My god. Are you physically incapable of making a thread without strawmanning something or another?

It isn't that this proves we need less regulation, but that existing regulations don't work and simply doing more of the same is fucking stupid, to put it politely.

I wonder if that massive bailout and the guarantee that they're all "too big to fail" could have perhaps trained these people to think that risk isn't a concept that's particularly relevant to their existence, hmmm?

Individuals who don't understand the risks involved with the bets they are making (yes, Dimond used the word bets), don't even think twice about whether or not they will need a bail out.  They will still do it.  
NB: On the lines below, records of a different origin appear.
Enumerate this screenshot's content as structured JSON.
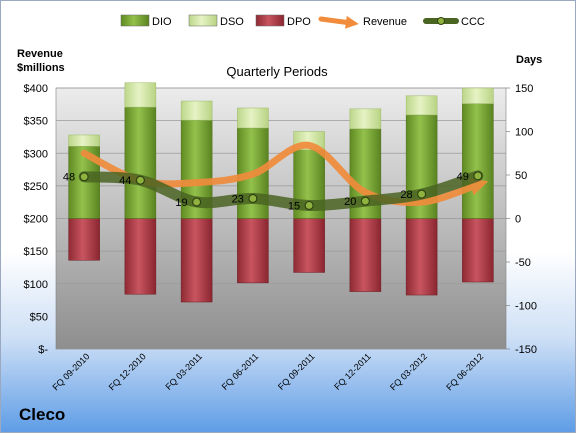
{
  "company": "Cleco",
  "chart_data": {
    "type": "bar",
    "title": "Quarterly Periods",
    "ylabel_left": "Revenue\n$millions",
    "ylabel_right": "Days",
    "categories": [
      "FQ 09-2010",
      "FQ 12-2010",
      "FQ 03-2011",
      "FQ 06-2011",
      "FQ 09-2011",
      "FQ 12-2011",
      "FQ 03-2012",
      "FQ 06-2012"
    ],
    "left_axis": {
      "min": 0,
      "max": 400,
      "step": 50,
      "tick_labels": [
        "$-",
        "$50",
        "$100",
        "$150",
        "$200",
        "$250",
        "$300",
        "$350",
        "$400"
      ]
    },
    "right_axis": {
      "min": -150,
      "max": 150,
      "step": 50,
      "tick_labels": [
        "-150",
        "-100",
        "-50",
        "0",
        "50",
        "100",
        "150"
      ]
    },
    "series": [
      {
        "name": "DIO",
        "axis": "right",
        "values": [
          83,
          128,
          113,
          104,
          79,
          103,
          119,
          132
        ]
      },
      {
        "name": "DSO",
        "axis": "right",
        "values": [
          13,
          28,
          22,
          23,
          21,
          23,
          22,
          18
        ]
      },
      {
        "name": "DPO",
        "axis": "right",
        "values": [
          -48,
          -87,
          -96,
          -74,
          -62,
          -84,
          -88,
          -73
        ]
      },
      {
        "name": "Revenue",
        "axis": "left",
        "values": [
          300,
          258,
          255,
          268,
          312,
          240,
          225,
          252
        ]
      },
      {
        "name": "CCC",
        "axis": "right",
        "values": [
          48,
          44,
          19,
          23,
          15,
          20,
          28,
          49
        ]
      }
    ],
    "ccc_labels": [
      "48",
      "44",
      "19",
      "23",
      "15",
      "20",
      "28",
      "49"
    ],
    "legend": {
      "position": "top",
      "entries": [
        "DIO",
        "DSO",
        "DPO",
        "Revenue",
        "CCC"
      ]
    },
    "colors": {
      "DIO": "#7ea83c",
      "DSO": "#d6e9a8",
      "DPO": "#b0404a",
      "Revenue": "#f08c3c",
      "CCC": "#546e2a",
      "plot_top": "#ececec",
      "plot_bottom": "#8e8e8e"
    },
    "grid": true
  }
}
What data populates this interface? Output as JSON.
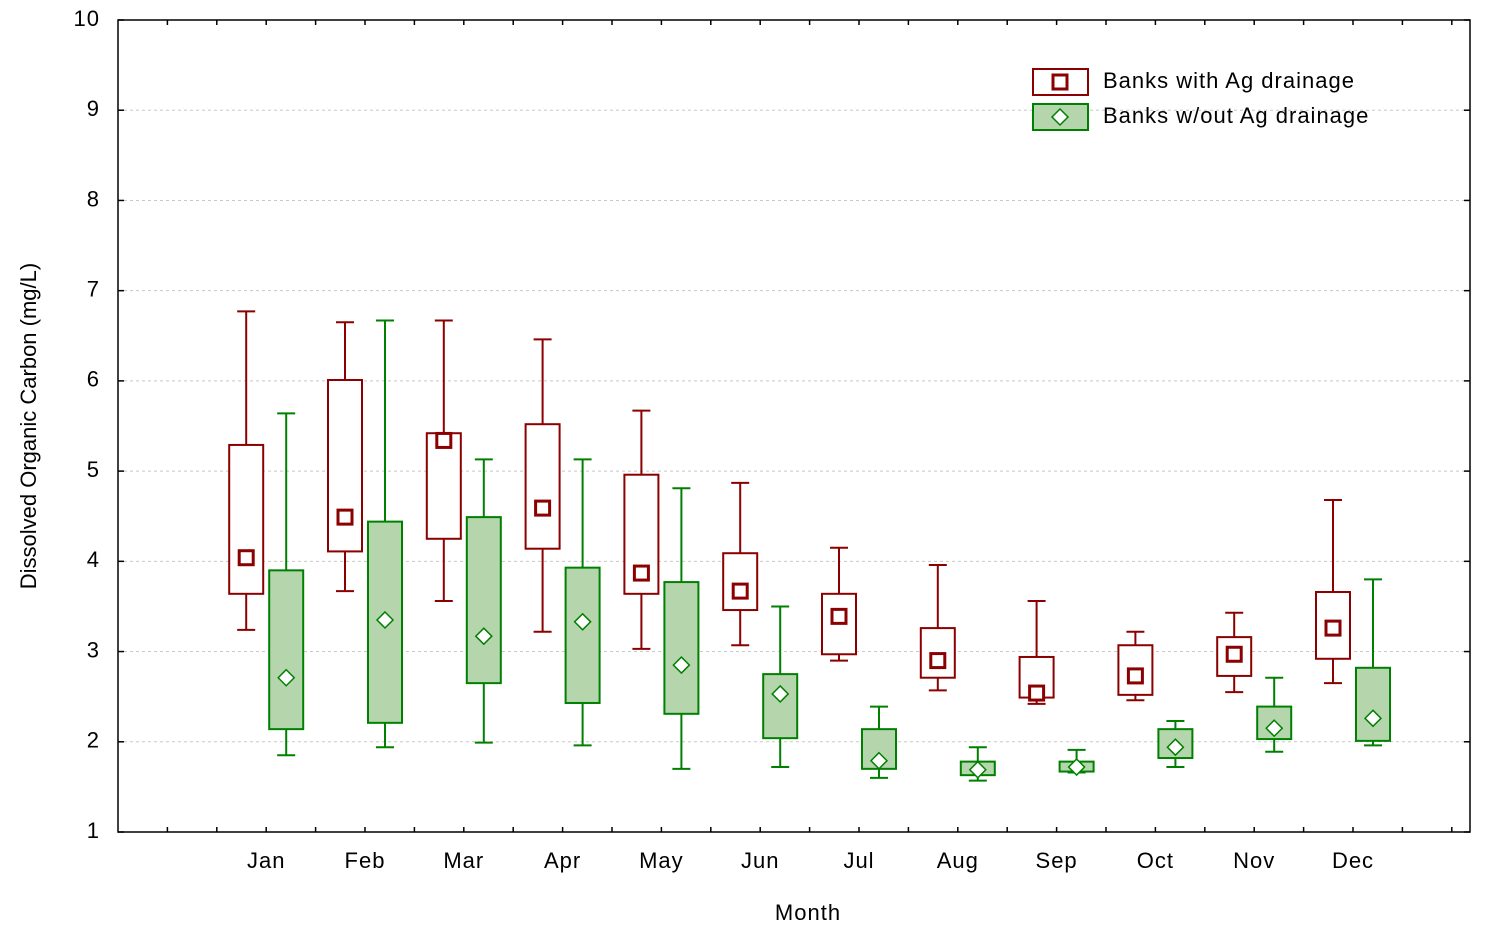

By the way, am I supposed to use a different font or color or something to indicate when I am using sarcasm?  Of course I don't believe the answer is less regulation, if that means reducing both enforcement and also the amount of rules involved in it.   What congress does is increase the amount of rules out there, and says it fixes things.  Individuals in congress they push for funding cuts to say they are cutting the size of government.  End result is that you end up insufficient enforcement, and also a bloated rulebook.  And then you have idiots who try to play under these rules who don't even understand what kind of bets they have.  Then when it goes south, you have the likes of Jamie Dimond going "Whoopsie".  When done on a mass scale, as with the mortgage crisis, the entire system gets threatened, so then here come the bailouts.  All along, these masters of risk end up not thinking for once things could go south.  Individuals with hubris never think they will fail.